Next Generation of Invoice & Receivables

Next Generation Invoice & Receivables panel with Jed Simon, CEO of FastPay; Bertram Meyer, CEO of Taulia; George Shapiro, CEO & Chairman of The Interface Financial Group; Kevin Daniels, Chief Product Officer of C2FO; Krista Morgan, CEO of P2Binvestor; Eyal Shinar, CEO & Founder of Fundbox; and moderator Matt Harris, Managing Director of Bain Capital Ventures, at LendIt USA 2015.

These companies create a marketplace to provide short term financing for small to medium sized businesses. These Borrowers have a revenue stream provided by their invoices. The lenders have several approaches to evaluating credit worthiness and securing their risk.

Typically, these lenders can create a short term loan or asset class that takes 60 to 90 days to turnover. It was noted by Krista Morgan, that this short time scale protects them from interest rate and currency volatility. Those last two factors complicate much of lending ; think of carry trading.

These companies can arrange relatively quick web centric loans with 3 main models. 1. Factoring, where an invoice is legally signed over to, and will be directly paid to a lender. These online lenders will arrange credit to a business in need of money by arranging or directly purchasing an accounts receivable or invoice from the lendee and giving them cash in advance. For example, the shoelace supplier for Nike is short on cash, they have an order that will be paid by a fortune 500 company in 1 months time. The lender can arrange money by creating a marketplace for these loans or directly purchasing them on their book. 2. Securitized loans directly from lenders to a company, with the invoice acting as a security or collateral, but is not actually signed over to the lender. Eyal Shinar from Fundbox sees little value in securitization 3. Unsecuritized loans directly to a company. George Shapiro from Interface Financial thinks it essential. He focuses on other measures of creditworthiness and thinks the hold ups and barriers of securitization overweigh the benefits.

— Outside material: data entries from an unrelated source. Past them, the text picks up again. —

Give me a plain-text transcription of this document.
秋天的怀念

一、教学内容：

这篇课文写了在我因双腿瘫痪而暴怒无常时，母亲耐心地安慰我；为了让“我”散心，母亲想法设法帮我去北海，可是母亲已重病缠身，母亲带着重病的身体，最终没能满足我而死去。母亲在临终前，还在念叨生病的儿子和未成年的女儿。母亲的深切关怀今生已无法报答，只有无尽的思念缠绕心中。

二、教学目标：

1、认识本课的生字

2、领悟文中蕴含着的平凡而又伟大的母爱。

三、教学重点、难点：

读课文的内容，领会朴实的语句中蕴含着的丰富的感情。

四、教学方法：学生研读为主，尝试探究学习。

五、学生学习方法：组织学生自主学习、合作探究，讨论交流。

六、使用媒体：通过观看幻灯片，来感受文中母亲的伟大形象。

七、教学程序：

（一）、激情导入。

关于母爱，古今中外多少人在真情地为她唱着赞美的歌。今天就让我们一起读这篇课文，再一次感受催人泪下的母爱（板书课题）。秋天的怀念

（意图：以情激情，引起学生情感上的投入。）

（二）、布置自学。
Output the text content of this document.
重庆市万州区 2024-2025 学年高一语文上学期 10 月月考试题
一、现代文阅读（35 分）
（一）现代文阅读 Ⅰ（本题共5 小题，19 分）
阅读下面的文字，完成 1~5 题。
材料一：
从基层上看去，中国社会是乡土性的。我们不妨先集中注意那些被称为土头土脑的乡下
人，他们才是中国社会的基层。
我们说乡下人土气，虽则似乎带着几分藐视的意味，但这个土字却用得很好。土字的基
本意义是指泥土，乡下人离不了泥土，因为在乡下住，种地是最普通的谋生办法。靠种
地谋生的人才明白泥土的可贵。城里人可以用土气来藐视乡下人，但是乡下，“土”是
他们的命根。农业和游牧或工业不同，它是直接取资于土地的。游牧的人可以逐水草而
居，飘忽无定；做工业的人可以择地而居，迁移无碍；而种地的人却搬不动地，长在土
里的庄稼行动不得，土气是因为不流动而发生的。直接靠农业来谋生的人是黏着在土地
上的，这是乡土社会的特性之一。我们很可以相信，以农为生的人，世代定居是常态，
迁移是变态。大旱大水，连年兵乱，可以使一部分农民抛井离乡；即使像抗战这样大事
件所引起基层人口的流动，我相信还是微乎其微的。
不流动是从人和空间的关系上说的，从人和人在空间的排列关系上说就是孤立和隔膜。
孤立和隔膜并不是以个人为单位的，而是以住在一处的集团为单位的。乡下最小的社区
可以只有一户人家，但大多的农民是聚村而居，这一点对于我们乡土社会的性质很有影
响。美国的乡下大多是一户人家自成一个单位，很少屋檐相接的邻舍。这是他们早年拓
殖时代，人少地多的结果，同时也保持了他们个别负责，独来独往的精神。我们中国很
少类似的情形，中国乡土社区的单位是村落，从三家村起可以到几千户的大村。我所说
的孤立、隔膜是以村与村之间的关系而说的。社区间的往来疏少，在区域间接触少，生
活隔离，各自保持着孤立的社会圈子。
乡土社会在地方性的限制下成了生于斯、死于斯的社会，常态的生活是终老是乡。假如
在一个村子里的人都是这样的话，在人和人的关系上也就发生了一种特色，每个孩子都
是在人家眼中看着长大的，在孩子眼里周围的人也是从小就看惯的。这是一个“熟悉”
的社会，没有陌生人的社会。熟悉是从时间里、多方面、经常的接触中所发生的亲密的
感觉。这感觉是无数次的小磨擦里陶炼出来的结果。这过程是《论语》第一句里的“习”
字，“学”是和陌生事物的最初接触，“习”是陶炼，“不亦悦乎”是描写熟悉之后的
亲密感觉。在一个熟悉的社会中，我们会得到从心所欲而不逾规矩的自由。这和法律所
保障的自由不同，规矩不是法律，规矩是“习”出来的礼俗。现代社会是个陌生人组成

The difference in spot versus contract pricing and lender acquisition was a question brought up by the moderator with each panelist having bespoke tools to determine this along with techniques for acquiring customers. Krista Morgan from P2Binvestor has found a few verticals she likes. She has tried to focus in on the fact that it is easier to get a new natural food company, if they have done 3 natural food companies. Similarly she found that teaching sophisticated businesses companies how to factor and deal with receivables may be made easier when using P2P than a bank because of the seamless and rapid response their less regulated format allows.

Bertram Meyer focuses in on the 9 month sale cycle for the largest companies and the advantages that come with interfacing with the billing and ERP system of large companies. This close cooperation allowed his company to provide finance for the billion dollar supply chains these fortune 100 companies require.